Zhejiang has had prior experience in assessing its cities environmental performance via indicators and ranks. In 2003, they initiated a project called ‘Building an Ecological Province’ (浙江生态省建设, zhejiang shengtaisheng jianshe). The indicators used to determine an ‘Ecological Province’ can be found here (in Chinese, but you can find a rough Google translate here).
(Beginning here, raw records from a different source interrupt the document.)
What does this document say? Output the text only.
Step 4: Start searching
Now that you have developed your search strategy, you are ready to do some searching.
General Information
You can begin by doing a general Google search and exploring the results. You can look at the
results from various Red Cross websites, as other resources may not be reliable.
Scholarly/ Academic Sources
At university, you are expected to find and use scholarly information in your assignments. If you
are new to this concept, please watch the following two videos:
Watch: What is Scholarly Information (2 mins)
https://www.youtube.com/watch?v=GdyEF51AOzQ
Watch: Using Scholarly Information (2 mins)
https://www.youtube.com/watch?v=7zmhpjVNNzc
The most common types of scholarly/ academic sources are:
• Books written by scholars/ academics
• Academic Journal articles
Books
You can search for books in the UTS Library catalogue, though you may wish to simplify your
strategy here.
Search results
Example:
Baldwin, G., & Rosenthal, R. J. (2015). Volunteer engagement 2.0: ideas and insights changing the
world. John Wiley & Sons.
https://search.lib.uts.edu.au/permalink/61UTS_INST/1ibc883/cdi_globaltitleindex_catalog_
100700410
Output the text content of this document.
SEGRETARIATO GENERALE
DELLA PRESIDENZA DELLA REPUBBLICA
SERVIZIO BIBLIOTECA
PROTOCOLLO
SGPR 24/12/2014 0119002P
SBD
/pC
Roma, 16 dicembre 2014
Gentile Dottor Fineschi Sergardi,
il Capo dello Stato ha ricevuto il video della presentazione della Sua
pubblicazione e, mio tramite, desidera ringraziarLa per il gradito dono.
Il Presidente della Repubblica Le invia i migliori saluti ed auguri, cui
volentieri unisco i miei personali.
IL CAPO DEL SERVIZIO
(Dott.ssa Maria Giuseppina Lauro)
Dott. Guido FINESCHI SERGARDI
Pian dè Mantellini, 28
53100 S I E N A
In short, the ‘ecological civilization comprehensive evaluation system’ (生态文明综合评价指标体系,shengtai zhonghe pingjia zhibiao tixi) includes four groups of indicators that form individual sub-indices:

1. Ecological Efficiency Index (生态效率指数). 1) per capita GDP; 2) tertiary industry (such as the service sector) as a proportion of overall GDP; 3) comprehensive energy consumption per unit GDP; 4) water consumption per unit GDP.

2. Ecological Behavior Index (生态行动指数): 1) natural population growth rate; 2) level of urbanization; 3) per capita energy consumption; 4) quality of urban air pollution index; 5) sulfur dioxide emissions; 6) chemical oxygen demand (COD) emissions.

3. Ecological Coordination Index (生态协调只是): 1) per capita life expectancy; 2) security satisfaction rate; 3) total water resources per capita; 4) arable land per capita; 5) the level of intensive land use; 6) green area per capita.

4. Ecological Protection Index (生态保护指数): 1) investment in environmental pollution control as a proportion of GDP; 2) comprehensive utilization of industrial solid waste; 3) municipal garbage treatment rate; 4) urban sewage treatment rate.

We weren’t able to determine how these four separate indices factor into an overall comprehensive assessment for each city, county, prefecture, village, or individual department in Zhejiang, meaning that we couldn’t find any methodological information on statistical weighting or aggregation. I’m not even sure if the individual indices are actually calculated as separate indices, or if there are merely groupings of indicators. We also have not been able to locate the final rankings for each of the 11 major cities in Zhejiang, although this news piece boasts that Ningbo was the No. 2 most ecological city in Zhejiang province in 2011. I’ve followed up with Ms. Yu Jie, in the above video, to see if we can’t get more information about these efforts in Zhejiang. At very least, we hope that their use of the EPI will be done with more transparency.